Quant aux pilotes, ils sont très souvent en déplacement : ils font des courses donc ils entretiennent leur préparation physique. En tant que sportifs de haut niveau, ils s’entraînent tout le temps. Les pilotes vivent à différents endroits (Autriche, en Suisse, à Monaco, etc.) : ils ont donc leur propre kiné. De temps en temps, on se retrouve à Satori, on fait des séances ensemble. Souvent, ce sont des séances de récupération. Mais parfois, je leur fais travailler leurs points faibles. On pointe ensemble les endroits qu’ils doivent travailler de manière plus spécifique pour être plus à l’aise dans leur voiture.
Justement, quels sont ces points spécifiques que les pilotes ont particulièrement besoin de travailler ? 
Il s’agit surtout de la partie basse du dos, la partie du bassin car ils sont installés dans un siège qui doit convenir à trois pilotes différents. Ils ne sont pas forcément tous de la même taille donc dans la voiture, ils sont obligés de mettre un baquet spécial pour être dans les meilleures conditions possibles. Cependant, le baquet ne correspond pas parfaitement à la morphologie de chacun et, au niveau du dos, ils sont plus ou moins bien installés. Cela peut accentuer les problèmes de dos déjà souvent présents. À l’issue d’une course, les pilotes ont d’importantes courbatures sur les muscles fessiers, les muscles stabilisateurs car ils sont tout le temps en train de gainer. Il faut savoir que le pied droit qui appuie sur la pédale est toujours en tension. Donc il y a des tensions qui partent depuis le tendon d'Achille jusque dans le dos. La partie gauche travaillant moins bien, ils sont toujours obligés de stabiliser, de gainer : c’est ce qui provoque toutes ces douleurs.
Moi, je suis là sur toutes les compétitions et également sur tous les essais. Cette année il n'y a eu que trois courses mais l'année prochaine il y en aura six peut-être même sept. On va donc avoir plus de travail à faire en course.
Quelles sont les spécificités de préparation physique en fonction du type de course : Formule 1, rallye, endurance, e-Formula ?

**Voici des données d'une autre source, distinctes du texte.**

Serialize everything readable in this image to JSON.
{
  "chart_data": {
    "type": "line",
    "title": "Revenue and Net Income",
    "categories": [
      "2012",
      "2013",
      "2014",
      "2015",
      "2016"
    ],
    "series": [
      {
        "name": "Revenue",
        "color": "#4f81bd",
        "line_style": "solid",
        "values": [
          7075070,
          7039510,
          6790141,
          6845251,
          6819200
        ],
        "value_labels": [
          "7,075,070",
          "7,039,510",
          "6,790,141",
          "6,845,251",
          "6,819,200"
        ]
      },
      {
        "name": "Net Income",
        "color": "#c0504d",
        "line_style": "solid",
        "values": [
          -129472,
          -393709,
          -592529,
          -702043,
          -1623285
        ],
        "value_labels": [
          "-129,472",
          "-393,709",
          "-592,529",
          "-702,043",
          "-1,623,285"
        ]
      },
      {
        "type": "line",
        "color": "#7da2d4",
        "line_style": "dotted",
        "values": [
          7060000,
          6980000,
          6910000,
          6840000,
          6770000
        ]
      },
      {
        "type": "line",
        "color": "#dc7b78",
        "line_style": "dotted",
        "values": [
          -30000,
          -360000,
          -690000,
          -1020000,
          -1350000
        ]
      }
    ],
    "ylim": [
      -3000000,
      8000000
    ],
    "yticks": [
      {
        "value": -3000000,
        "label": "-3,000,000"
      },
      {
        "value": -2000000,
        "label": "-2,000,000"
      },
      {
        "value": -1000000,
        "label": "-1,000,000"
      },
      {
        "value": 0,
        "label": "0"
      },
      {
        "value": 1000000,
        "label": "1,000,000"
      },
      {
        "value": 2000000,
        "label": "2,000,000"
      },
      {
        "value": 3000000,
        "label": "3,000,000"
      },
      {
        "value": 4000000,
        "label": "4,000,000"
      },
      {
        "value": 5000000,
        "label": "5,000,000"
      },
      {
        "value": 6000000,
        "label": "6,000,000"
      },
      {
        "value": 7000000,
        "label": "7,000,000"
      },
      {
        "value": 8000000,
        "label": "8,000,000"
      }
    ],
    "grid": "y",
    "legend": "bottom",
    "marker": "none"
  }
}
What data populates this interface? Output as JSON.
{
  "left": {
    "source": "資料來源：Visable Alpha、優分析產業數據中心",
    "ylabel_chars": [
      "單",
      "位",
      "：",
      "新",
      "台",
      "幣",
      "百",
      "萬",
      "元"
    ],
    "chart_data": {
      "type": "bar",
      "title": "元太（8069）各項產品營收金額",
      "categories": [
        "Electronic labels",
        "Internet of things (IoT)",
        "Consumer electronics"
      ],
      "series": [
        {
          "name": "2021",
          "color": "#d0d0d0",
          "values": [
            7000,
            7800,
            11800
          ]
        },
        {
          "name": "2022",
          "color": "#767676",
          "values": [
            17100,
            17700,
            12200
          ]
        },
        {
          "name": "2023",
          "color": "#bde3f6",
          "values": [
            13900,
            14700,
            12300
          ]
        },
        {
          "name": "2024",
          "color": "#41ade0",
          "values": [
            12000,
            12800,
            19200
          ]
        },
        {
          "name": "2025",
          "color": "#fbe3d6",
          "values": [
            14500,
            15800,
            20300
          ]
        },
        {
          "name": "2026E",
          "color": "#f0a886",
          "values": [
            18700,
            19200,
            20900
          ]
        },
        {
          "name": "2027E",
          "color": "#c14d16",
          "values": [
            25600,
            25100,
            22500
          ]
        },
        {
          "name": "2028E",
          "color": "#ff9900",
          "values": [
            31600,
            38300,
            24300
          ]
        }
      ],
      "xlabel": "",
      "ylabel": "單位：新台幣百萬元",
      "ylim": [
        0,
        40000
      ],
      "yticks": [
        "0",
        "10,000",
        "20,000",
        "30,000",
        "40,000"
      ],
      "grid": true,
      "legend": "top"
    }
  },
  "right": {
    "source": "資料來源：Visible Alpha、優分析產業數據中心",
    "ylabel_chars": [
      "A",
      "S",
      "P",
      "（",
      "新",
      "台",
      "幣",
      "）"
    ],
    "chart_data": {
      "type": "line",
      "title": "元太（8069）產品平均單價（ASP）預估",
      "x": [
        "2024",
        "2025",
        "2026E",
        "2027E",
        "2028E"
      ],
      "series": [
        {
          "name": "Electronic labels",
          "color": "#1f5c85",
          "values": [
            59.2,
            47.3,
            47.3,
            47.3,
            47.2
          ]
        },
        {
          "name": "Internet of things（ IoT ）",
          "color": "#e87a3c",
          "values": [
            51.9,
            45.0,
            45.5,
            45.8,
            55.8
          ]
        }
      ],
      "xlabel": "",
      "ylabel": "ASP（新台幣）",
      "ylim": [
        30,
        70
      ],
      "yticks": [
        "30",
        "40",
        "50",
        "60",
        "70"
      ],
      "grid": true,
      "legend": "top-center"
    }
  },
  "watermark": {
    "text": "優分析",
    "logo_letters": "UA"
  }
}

Là où il y a le plus de G (force de gravitation) à supporter, c'est en Formule 1. Donc, dans cette discipline, il y a un gros travail de renforcement musculaire sur la partie haute du dos, au niveau du cou, des bras, des épaules. Il est également essentiel que les pilotes soient « au poids » car il ne faut pas qu'il y ait de surcharge pondérale. Donc en parallèle, ils doivent effectuer un travail cardiovasculaire pour rester toujours au mieux de leur forme. De toute façon, ils sont tous sportifs : ils font de la natation, de la course à pied, du vélo, du tennis, du paddle, etc. 

Pour les courses d'endurance, c'est un petit peu différent : il y a moins de G mais l'effort est plus long et plus répétitif. C'est donc un peu plus compliqué à gérer. Le dos et les avant-bras vont être plus fatigués. C'est pourquoi, pour les pilotes d'endurance, la préparation physique doit être rigoureuse et régulière tout au long de l'année. 

Pour le rallye au contraire ce sont des épreuves très courtes. Les pilotes subissent moins de G mais le renforcement du haut du corps est essentiel pour eux.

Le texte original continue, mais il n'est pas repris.